Threads are the core persistence unit in Aegra. Each thread represents a conversation with its own state, message history, and checkpoints. Runs execute within threads, and state is automatically persisted after each node execution.
Creating threads
import asyncio
from langgraph_sdk import get_client
async def main():
client = get_client(url="http://localhost:2026")
# Create a thread
thread = await client.threads.create()
# Create with metadata
thread = await client.threads.create(
metadata={"user_name": "Alice", "session": "onboarding"},
)
# Create with a specific ID (idempotent)
thread = await client.threads.create(
thread_id="my-thread-123",
if_exists="do_nothing", # Don't error if it already exists
)
asyncio.run(main())
Thread status
Threads have a status that reflects their current state:
| Status | Meaning |
|---|
idle | No active run, ready for new input |
busy | A run is currently executing |
interrupted | A run paused for human input |
error | The last run ended with an error |
thread = await client.threads.get(thread_id)
print(thread["status"]) # "idle", "busy", "interrupted", "error"
The snippets below assume you are inside an async def function with an initialized client — see the example above.
Getting thread state
The state contains the current values of all state fields, information about what nodes will execute next, and any pending interrupts.
state = await client.threads.get_state(thread_id)
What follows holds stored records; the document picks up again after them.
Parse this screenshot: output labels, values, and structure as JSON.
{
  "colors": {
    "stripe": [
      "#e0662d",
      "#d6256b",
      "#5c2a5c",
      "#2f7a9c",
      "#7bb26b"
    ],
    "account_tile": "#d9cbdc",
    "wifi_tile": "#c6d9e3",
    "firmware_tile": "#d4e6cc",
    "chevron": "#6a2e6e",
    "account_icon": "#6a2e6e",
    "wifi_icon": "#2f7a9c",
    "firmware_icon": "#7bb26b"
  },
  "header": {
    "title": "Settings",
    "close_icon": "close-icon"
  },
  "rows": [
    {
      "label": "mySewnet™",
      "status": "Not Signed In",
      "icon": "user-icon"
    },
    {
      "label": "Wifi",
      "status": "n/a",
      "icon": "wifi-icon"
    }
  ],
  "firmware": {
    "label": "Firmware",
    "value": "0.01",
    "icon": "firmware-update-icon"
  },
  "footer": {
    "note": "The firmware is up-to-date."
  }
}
# Current state values (your State schema fields)
print(state["values"])
# Next nodes to execute (empty if completed)
print(state["next"])
# Pending tasks
print(state["tasks"])
# Active interrupts (if thread is interrupted)
print(state["interrupts"])
# Checkpoint info
print(state["checkpoint"]["checkpoint_id"])
Updating thread state
You can modify thread state directly, for example to inject data or correct values:
await client.threads.update_state(
thread_id,
values={"messages": [{"type": "human", "content": "Injected message"}]},
as_node="agent", # Apply update as if it came from this node
)
Checkpoint history
Every state change creates a checkpoint. You can browse the full history:
# Get recent checkpoints
history = await client.threads.get_history(thread_id)
for entry in history:
print(f"Checkpoint: {entry['checkpoint']['checkpoint_id']}")
print(f" Values: {entry['values']}")
print(f" Next: {entry['next']}")
Get state at a specific checkpoint
# Go back in time to a specific checkpoint
state = await client.threads.get_state(
thread_id,
checkpoint={"checkpoint_id": "your-checkpoint-id"},
)
This is useful for debugging, replaying, or branching conversations from a previous point.
Searching threads
Find threads by status or metadata:
# Search by metadata
threads = await client.threads.search(
metadata={"user_name": "Alice"},
)
# Search by status
threads = await client.threads.search(
status="interrupted",
)
# With pagination
threads = await client.threads.search(
limit=20,
offset=0,
)
Listing threads
threads = await client.threads.search()
for thread in threads:
print(f"{thread['thread_id']}: {thread['status']}")
Deleting threads
Deleting a thread cancels any active runs and removes all state:
await client.threads.delete(thread_id)
Threads automatically track metadata about their usage:
owner: User identity at creation time (mirrors user_id on the Thread object, which is used for access control)
assistant_id: Last assistant used
graph_id: Last graph executed
You can add your own metadata at creation or update time:
# Update metadata
await client.threads.update(
thread_id,
metadata={"priority": "high"},
)
User isolation
When authentication is enabled, threads are automatically scoped to the authenticated user. Users can only see and interact with their own threads.